The city is bargaining with unions for police, fire, electrical and clerical workers in attempt to spread scheduled wage increases for next year over two years.
Councilwoman Linda Strickland and Councilman Travis Chandler voted against the tentative budget.
The change in wage increase scheduling, which was suggested by the council in a February budget meeting, is expected to save the city almost $500,000 by 2011, City Manager Vicki Mayes said.
At the meeting, the council entered a closed session with Mayes to discuss dealings with bargaining units for Police Protective Association and the Teamsters Local Union No. 14.
The city is expected to resolve the contract changes with the unions in time to submit its final budget by April 15. It will hold a public hearing on the final budget at 7 a.m. May 19 in City Hall, 401 California Ave.
The council expects the negotiations to include provisions that the city not lay off any unionized workers until July 2011, unless its general fund balance sinks lower than $1 million.
The city expects a $2.4 million ending balance in the 2010 general fund, which is $1 million less than the ending general fund budget for fiscal year 2009.
Before the next meeting, the city will attempt to shrink the proposed water rate increases for residential users.
The 2010 budget includes increases in electrical rates and property taxes scheduled to take effect in July and water rates that would go up in October.
The water rate was proposed at 10 percent for all users, but Mayor Roger Tobler said the city should lower that base increase to protect residents who use the least amount of water.
The proposed water increase was expected to raise an additional $420,000 to offset increased operating costs for electrical and water operations, the city's finance director Tim Inch said.
The council is expected to approve a 3/4 cent per kilowatt hour increase in electrical rates that would raise $1.125 million to pay for the city's share of Southern Nevada Water Authority's third waterline into Lake Mead and create a rate stabilization reserve account.
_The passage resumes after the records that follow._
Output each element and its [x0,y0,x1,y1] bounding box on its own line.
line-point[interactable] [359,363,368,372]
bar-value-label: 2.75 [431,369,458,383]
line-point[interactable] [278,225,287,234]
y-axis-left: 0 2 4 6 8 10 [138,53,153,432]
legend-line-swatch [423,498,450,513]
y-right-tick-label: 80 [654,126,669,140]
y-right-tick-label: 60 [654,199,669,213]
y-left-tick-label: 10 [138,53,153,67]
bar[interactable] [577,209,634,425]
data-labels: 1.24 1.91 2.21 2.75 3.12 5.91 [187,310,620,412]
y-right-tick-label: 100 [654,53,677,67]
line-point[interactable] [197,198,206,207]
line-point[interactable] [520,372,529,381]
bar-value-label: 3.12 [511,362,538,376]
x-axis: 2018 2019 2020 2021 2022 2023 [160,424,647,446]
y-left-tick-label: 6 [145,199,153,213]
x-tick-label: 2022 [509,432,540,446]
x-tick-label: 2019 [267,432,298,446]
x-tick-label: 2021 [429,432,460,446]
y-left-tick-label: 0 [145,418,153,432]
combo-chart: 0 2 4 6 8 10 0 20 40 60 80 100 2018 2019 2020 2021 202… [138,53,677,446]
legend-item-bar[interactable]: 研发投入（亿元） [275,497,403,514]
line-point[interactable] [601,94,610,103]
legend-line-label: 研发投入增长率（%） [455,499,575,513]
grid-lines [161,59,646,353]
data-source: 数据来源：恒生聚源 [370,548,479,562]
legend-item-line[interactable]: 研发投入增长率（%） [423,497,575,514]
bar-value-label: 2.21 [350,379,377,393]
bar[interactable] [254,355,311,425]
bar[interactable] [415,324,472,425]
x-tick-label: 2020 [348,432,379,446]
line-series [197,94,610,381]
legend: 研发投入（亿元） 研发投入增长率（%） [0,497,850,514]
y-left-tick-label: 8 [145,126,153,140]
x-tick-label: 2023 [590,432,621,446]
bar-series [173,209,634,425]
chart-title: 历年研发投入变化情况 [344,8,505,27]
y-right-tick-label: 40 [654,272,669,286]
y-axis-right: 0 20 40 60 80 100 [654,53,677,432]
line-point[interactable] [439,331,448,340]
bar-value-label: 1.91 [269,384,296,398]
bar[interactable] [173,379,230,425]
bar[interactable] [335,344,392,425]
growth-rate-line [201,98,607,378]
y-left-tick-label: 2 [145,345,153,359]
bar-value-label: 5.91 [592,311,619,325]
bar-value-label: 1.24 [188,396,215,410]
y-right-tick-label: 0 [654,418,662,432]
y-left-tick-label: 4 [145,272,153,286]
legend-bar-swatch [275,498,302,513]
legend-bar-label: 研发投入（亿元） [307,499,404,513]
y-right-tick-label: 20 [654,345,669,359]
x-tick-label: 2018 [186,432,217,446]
The money would also go toward the city's increased operating costs.
The proposed property tax rate increase, expected to take effect in July, would be 21 cents per $100 assessed value, up from 20.38 cents, Inch said.
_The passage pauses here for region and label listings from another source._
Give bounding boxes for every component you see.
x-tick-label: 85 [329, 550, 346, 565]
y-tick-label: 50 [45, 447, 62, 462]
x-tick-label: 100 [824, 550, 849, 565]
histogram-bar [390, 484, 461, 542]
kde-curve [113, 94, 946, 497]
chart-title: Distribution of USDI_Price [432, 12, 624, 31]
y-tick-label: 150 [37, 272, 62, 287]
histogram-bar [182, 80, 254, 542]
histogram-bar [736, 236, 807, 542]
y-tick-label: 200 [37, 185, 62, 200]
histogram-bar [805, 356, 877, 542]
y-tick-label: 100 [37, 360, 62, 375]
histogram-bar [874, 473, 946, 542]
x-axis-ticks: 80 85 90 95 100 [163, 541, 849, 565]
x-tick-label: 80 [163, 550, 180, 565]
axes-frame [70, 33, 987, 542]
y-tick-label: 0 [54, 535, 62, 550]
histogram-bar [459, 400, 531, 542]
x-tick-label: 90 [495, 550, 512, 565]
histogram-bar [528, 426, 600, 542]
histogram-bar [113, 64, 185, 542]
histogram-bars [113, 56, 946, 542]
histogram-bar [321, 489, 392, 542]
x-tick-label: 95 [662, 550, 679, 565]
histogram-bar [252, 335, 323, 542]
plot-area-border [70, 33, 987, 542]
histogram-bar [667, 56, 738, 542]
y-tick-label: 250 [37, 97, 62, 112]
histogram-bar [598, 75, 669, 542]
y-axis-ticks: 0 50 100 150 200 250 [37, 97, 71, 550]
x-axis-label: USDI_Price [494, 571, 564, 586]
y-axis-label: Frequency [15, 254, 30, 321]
Mayes said of $5 million in city department requests for the 2010 budget, she approved only $1 million, $900,000 of which was related to labor costs.
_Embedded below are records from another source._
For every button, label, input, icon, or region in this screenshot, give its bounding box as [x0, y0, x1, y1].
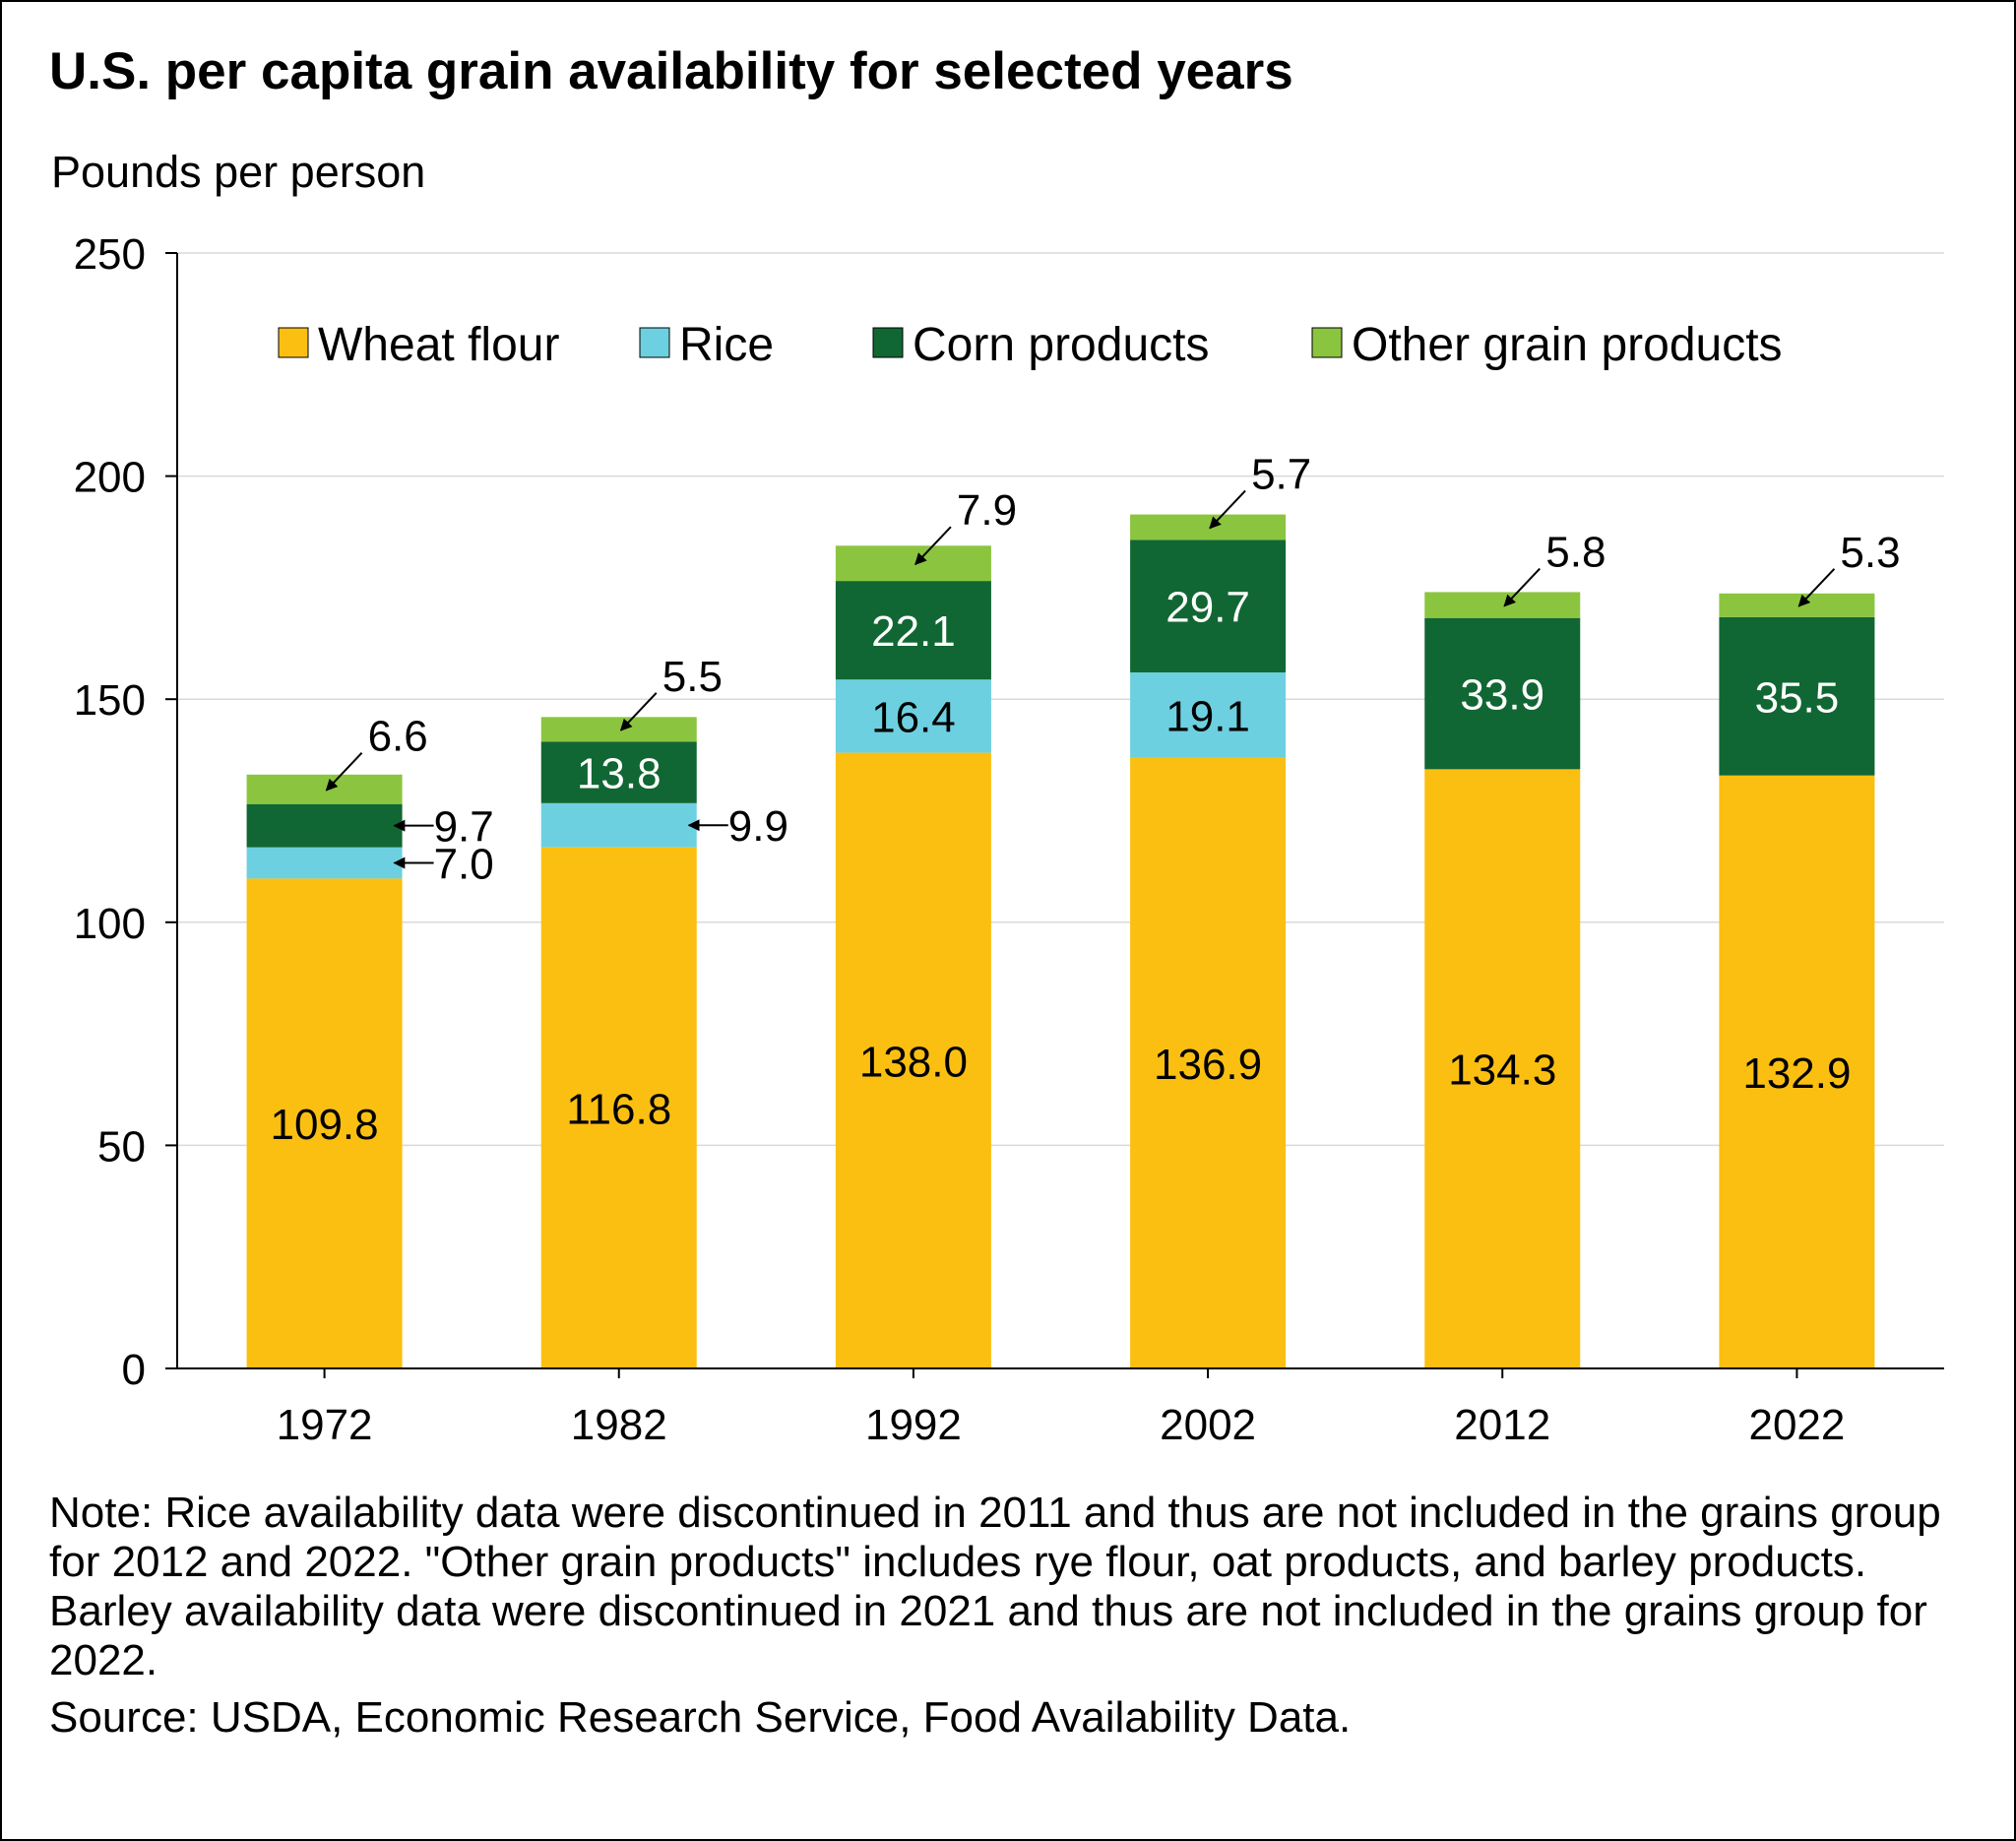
- bar-segment: [835, 679, 991, 753]
- bar-segment: [1424, 592, 1581, 618]
- bar-segment: [540, 847, 697, 1368]
- bar-segment: [246, 774, 403, 804]
- data-label: 35.5: [1755, 673, 1840, 722]
- bar-segment: [540, 717, 697, 742]
- bar-segment: [1719, 593, 1875, 617]
- data-label: 109.8: [271, 1101, 379, 1149]
- legend-label: Rice: [679, 319, 774, 371]
- data-label: 5.8: [1545, 529, 1606, 577]
- axes: 0 50 100 150 200 250 1972 1982 1992 2002 2012 2022: [74, 230, 1944, 1449]
- x-tick-label: 1972: [277, 1401, 373, 1449]
- data-label: 7.0: [434, 841, 494, 889]
- data-label: 7.9: [957, 486, 1017, 535]
- y-tick-label: 100: [74, 900, 146, 948]
- bar-segment: [835, 581, 991, 680]
- bar-segment: [1130, 540, 1287, 673]
- x-tick-label: 2022: [1748, 1401, 1845, 1449]
- data-label: 13.8: [577, 750, 662, 798]
- callout-arrow: [325, 752, 363, 792]
- data-label: 9.7: [434, 803, 494, 852]
- callout-arrow: [1797, 568, 1836, 607]
- y-tick-label: 250: [74, 230, 146, 279]
- x-tick-label: 2012: [1454, 1401, 1550, 1449]
- legend-label: Other grain products: [1352, 319, 1783, 371]
- y-tick-label: 0: [122, 1346, 146, 1394]
- data-label: 5.7: [1251, 450, 1311, 498]
- bar-segment: [1424, 617, 1581, 770]
- x-tick-label: 2002: [1160, 1401, 1256, 1449]
- bar-segment: [246, 847, 403, 879]
- chart-notes: Note: Rice availability data were discon…: [49, 1489, 1988, 1743]
- callout-arrow: [619, 692, 658, 731]
- data-label: 16.4: [871, 693, 956, 741]
- stacked-bar-chart: Pounds per person 0 50 100 150 200 250 1972 198…: [51, 147, 1944, 1449]
- legend-swatch: [278, 327, 309, 358]
- legend-label: Wheat flour: [318, 319, 559, 371]
- data-labels: 109.8 7.09.76.6 116.8 9.9 13.8 5.5 138.0 16.4 22…: [271, 450, 1901, 1149]
- bar-segment: [246, 803, 403, 848]
- data-label: 29.7: [1166, 584, 1250, 632]
- legend-label: Corn products: [913, 319, 1209, 371]
- data-label: 136.9: [1154, 1041, 1262, 1089]
- gridlines: [177, 252, 1944, 1147]
- y-axis-title: Pounds per person: [51, 147, 425, 197]
- bar-segment: [1719, 775, 1875, 1368]
- bar-segment: [1130, 672, 1287, 758]
- data-label: 33.9: [1460, 671, 1544, 720]
- y-tick-label: 50: [97, 1122, 146, 1171]
- bar-segment: [1719, 616, 1875, 776]
- bar-segment: [835, 545, 991, 582]
- bar-segment: [246, 878, 403, 1368]
- callout-arrow: [914, 526, 952, 566]
- bar-segment: [835, 752, 991, 1368]
- y-tick-label: 150: [74, 676, 146, 725]
- note-text: Note: Rice availability data were discon…: [49, 1489, 1941, 1684]
- x-tick-label: 1992: [865, 1401, 962, 1449]
- legend-swatch: [872, 327, 904, 358]
- bar-segment: [1424, 769, 1581, 1368]
- data-label: 6.6: [368, 713, 428, 761]
- source-text: Source: USDA, Economic Research Service,…: [49, 1693, 1352, 1742]
- callout-arrow: [1503, 567, 1541, 607]
- bar-segment: [1130, 757, 1287, 1368]
- bar-segment: [1130, 514, 1287, 540]
- data-label: 9.9: [728, 802, 788, 851]
- legend-swatch: [639, 327, 670, 358]
- data-label: 5.5: [662, 653, 723, 701]
- data-label: 19.1: [1166, 692, 1250, 740]
- bars: [246, 514, 1875, 1368]
- data-label: 138.0: [859, 1038, 968, 1086]
- data-label: 5.3: [1840, 529, 1900, 577]
- y-tick-label: 200: [74, 454, 146, 502]
- legend: Wheat flour Rice Corn products Other grain …: [278, 319, 1783, 371]
- callout-arrow: [1209, 489, 1246, 530]
- data-label: 134.3: [1448, 1047, 1556, 1095]
- bar-segment: [540, 741, 697, 803]
- data-label: 116.8: [566, 1085, 671, 1133]
- legend-swatch: [1311, 327, 1343, 358]
- x-tick-label: 1982: [571, 1401, 667, 1449]
- chart-title: U.S. per capita grain availability for s…: [49, 42, 1293, 100]
- data-label: 132.9: [1742, 1049, 1851, 1098]
- bar-segment: [540, 802, 697, 848]
- data-label: 22.1: [871, 607, 956, 656]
"The bottom line is to assess what we really needed and what we really could do without," she said.
Mayes said the 2009 budget differs substantially from last year's budget. It is asking to spend $100 million more than the year before. Also, money saved by the city in some areas -- notably, in the elimination of the BCTV studio coordinator position and in some part-time employees -- will be spent in other areas. If the tentative budget is approved, the city will spend $150 more than in 2008, she said.
Chandler and Strickland said they did not approve of a $36,000 increase in the budget for a contracted BCTV employee. The two also said they disagreed the city should budget $12,000 extra to hire a replacement personnel administrator who would also act as assistant to the city manager.
Mayes said that combined position would serve "not to be a helper," but to recruit a new city manager if she were to leave the city.
She said after the June election instates two new City Council members, a majority of the council might want to replace her as city manager. In that event, she said, the city should be prepared by having an assistant who could help the City Council find a replacement.
Tobler suggested at the next meeting, the council discuss further the costs associated with the two positions, in addition to lowering the water rate increases and finalizing the union negotiations.